Gartner forecasts that by 2028, $15 trillion in B2B transactions will flow through agent-mediated exchanges. This is not a distant future scenario; it is a transition already underway. Enterprises are deploying AI procurement tools that autonomously manage tail spend, reorder consumables, and identify new suppliers for specialised components. Manufacturers that prepare now, by structuring their product data, registering with commerce protocols, and optimising for agent discovery, will capture this demand. Those that wait risk being excluded entirely.

The commercial implications extend beyond simple discoverability. Agentic commerce compresses sales cycles, reduces the cost of customer acquisition, and opens direct channels between manufacturers and end buyers. For businesses accustomed to selling through distributors and intermediaries, this represents both an opportunity and a disruption: the chance to build direct relationships with buyers whose AI agents can now find them without a middleman.

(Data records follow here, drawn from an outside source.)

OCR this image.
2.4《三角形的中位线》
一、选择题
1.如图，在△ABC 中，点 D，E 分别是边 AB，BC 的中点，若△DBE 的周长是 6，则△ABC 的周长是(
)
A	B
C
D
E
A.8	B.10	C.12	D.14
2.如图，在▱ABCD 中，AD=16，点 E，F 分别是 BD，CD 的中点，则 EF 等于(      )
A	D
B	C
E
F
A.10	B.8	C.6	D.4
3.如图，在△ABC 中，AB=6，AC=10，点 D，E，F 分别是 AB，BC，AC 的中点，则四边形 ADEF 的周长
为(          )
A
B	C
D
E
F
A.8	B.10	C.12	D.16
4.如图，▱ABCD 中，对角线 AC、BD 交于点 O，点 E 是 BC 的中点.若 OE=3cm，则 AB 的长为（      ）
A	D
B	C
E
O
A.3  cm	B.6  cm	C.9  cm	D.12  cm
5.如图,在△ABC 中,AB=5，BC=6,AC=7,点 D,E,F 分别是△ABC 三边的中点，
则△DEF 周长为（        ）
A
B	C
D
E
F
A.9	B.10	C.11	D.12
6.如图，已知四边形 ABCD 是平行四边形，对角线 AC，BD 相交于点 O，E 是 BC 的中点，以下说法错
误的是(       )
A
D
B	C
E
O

How Agentic Commerce Works

At its core, agentic commerce relies on three components: the AI agent (acting on behalf of the buyer), the seller's machine-readable product and pricing data, and the protocols that connect them. When a procurement team configures an AI agent with a purchasing requirement (say, 500 units of a specific industrial fastener meeting ISO standards), the agent queries available commerce protocols to identify qualifying suppliers.

The agent evaluates results against its criteria: price, lead time, minimum order quantities, certifications, supplier reputation, and any other parameters the buying organisation has defined. It may request quotes from multiple suppliers simultaneously, compare responses, and select the optimal option. In many configurations, the agent can complete checkout and place the order autonomously, with the human buyer only reviewing exceptions or high-value purchases that exceed predefined thresholds.

For sellers, participation requires publishing product data in formats that AI agents can consume. This includes structured data markup on websites, registration with protocols like UCP, and machine-readable pricing and availability information. The more complete and accurate a seller's data, the more likely their products will surface in agent-driven procurement workflows, and the more likely they are to win the transaction.

Key Takeaways

  • Agentic commerce delegates B2B purchasing decisions to autonomous AI agents that discover, evaluate, and buy without human intervention at each step.
  • Gartner projects $15 trillion in B2B spend will flow through agent exchanges by 2028; this transition is already underway.
  • Suppliers need machine-readable product data and protocol registration to be visible to AI purchasing agents.
  • Open protocols (UCP, MCP, and ACP) provide the standardised infrastructure that makes agentic commerce possible.
  • Manufacturers that prepare now gain a direct channel to buyers, bypassing traditional intermediaries.